As their voice changes in the coming months, Jones will record themselves singing a variety of sacred music: in the performance of One Body, those recorded voices will be mixed into the texture of live singing and vocal processing. As Jones’ transition progresses, they will begin to harmonize with these voices, recompose, improvise, and invite the audience to sing along as well. 

Jones said, “Through the process of transitioning, I have had to learn to ask for help, to release control, and to commit to being a constant work in progress. The holistic support that I'm receiving through this residency helps me reshape my urgency to produce as much as possible; instead I'm finding myself exploring the scarier but far more intriguing question: what kind of art could I make if I felt safe enough to sit in the unknown?

The Rev. Dr. Carl Adair, who is gathering the new Episcopal Mission in Sunnyside, is thrilled that Jones will have time and resources to develop this work. “We’re a work in progress, too. The ‘mission’ of this new community in Sunnyside is all about things which have been cast down being raised up, and things which have grown old being made new. Heather’s vulnerable and courageous work enacts that, embodies that. I hope that One Body will push the Church to grapple anew with the ways it privileges certain voices and silences others; I hope it can also show the wider Church that the process of queer becoming can reveal new dimensions of the healing and liberating vision of the Gospel.” 

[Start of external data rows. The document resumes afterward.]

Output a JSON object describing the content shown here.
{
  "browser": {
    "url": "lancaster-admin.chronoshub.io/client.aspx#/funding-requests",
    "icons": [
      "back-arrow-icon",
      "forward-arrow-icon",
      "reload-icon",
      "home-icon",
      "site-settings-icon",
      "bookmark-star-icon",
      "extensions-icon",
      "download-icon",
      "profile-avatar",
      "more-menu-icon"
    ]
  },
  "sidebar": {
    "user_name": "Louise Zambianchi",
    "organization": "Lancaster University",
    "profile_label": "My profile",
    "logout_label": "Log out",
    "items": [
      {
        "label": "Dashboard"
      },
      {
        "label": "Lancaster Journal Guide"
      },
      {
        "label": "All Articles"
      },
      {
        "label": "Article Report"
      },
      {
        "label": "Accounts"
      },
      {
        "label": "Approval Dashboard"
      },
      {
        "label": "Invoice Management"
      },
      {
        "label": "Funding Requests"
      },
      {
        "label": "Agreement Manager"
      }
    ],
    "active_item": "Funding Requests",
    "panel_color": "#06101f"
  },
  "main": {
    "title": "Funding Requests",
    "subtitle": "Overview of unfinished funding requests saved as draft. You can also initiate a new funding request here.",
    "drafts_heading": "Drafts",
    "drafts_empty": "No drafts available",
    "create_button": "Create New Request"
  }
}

“I really believe that queer and trans people are showing us all what the Kingdom of God could look like,” Adair went on. “And for Heather to be weaving that into a reimagination of sacred music…it’s really such a privilege to be connected to this process.”

Heather has performed the role of Hannah in As One with Kentucky Opera, Opera Maine, and Holy City Opera, in the world premiere of The Smallest Sound in the Smallest Space at the Clark Theatre in Lincoln Center, and in a semi-autobiographical chamber opera titled Expostulation(s) of Mary commissioned by the Grammy nominated Wild Up Ensemble. In late November 2024, they will debut a theatrical recital with Dicky Dutton called Never Land relating to themes of queer escapism found in Bernstein’s Peter Pan, and in December they will join the Santa Fe Desert Chorale for their concert series titled A Rose in Winter.